When all of this information is provided to the neural network, it can extract patterns and insights that go beyond the simple information contained in the individual components of the graph.
Graph neural networks can be created like any other neural network, using fully connected layers, convolutional layers, pooling layers, etc. The type and number of layers depend on the type and complexity of the graph data and the desired output.
The GNN receives the formatted graph data as input and produces a vector of numerical values that represent relevant information about nodes and their relations.
This vector representation is called “graph embedding.” Embeddings are often used in machine learning to transform complicated information into a structure that can be differentiated and learned. For example, natural language processing systems use word embeddings to create numerical representations of words and their relations together.

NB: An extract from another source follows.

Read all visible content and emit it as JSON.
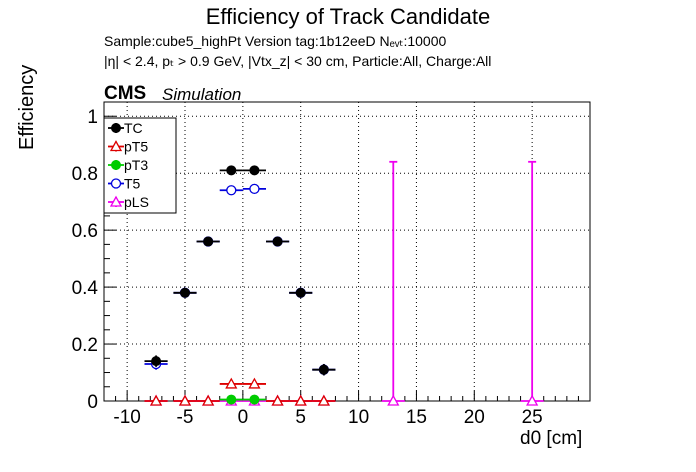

How does the GNN create the graph embedding? When the graph data is passed to the GNN, the features of each node are combined with those of its neighboring nodes. This is called “message passing.” If the GNN is composed of more than one layer, then subsequent layers repeat the message-passing operation, gathering data from neighbors of neighbors and aggregating them with the values obtained from the previous layer. For example, in a social network, the first layer of the GNN would combine the data of the user with those of their friends, and the next layer would add data from the friends of friends and so on. Finally, the output layer of the GNN produces the embedding, which is a vector representation of the node’s data and its knowledge of other nodes in the graph.
Interestingly, this process is very similar to how convolutional neural networks extract features from pixel data. Accordingly, one very popular GNN architecture is the graph convolutional neural network (GCN), which uses convolution layers to create graph embeddings.
Applications of graph neural networks
Once you have a neural network that can learn the embeddings of a graph, you can use it to accomplish different tasks.
Here are a few applications for graph neural networks:
Node classification: One of the powerful applications of GNNs is adding new information to nodes or filling gaps where information is missing. For example, say you are running a social network and you have spotted a few bot accounts. Now you want to find out if there are other bot accounts in your network. You can train a GNN to classify other users in the social network as “bot” or “not bot” based on how close their graph embeddings are to those of the known bots.
Edge prediction: Another way to put GNNs to use is to find new edges that can add value to the graph. Going back to our social network, a GNN can find users (nodes) who are close to you in embedding space but who aren’t your friends yet (i.e., there isn’t an edge connecting you to each other). These users can then be introduced to you as friend suggestions.
Clustering: GNNs can glean new structural information from graphs. For example, in a social network where everyone is in one way or another related to others (through friends, or friends of friends, etc.), the GNN can find nodes that form clusters in the embedding space. These clusters can point to groups of users who share similar interests, activities, or other inconspicuous characteristics, regardless of how close their relations are. Clustering is one of the main tools used in machine learning–based marketing.
Graph neural networks are very powerful tools. They have already found powerful applications in domains such as route planning, fraud detection, network optimization, and drug research. Wherever there is a graph of related entities, GNNs can help get the most value from the existing data.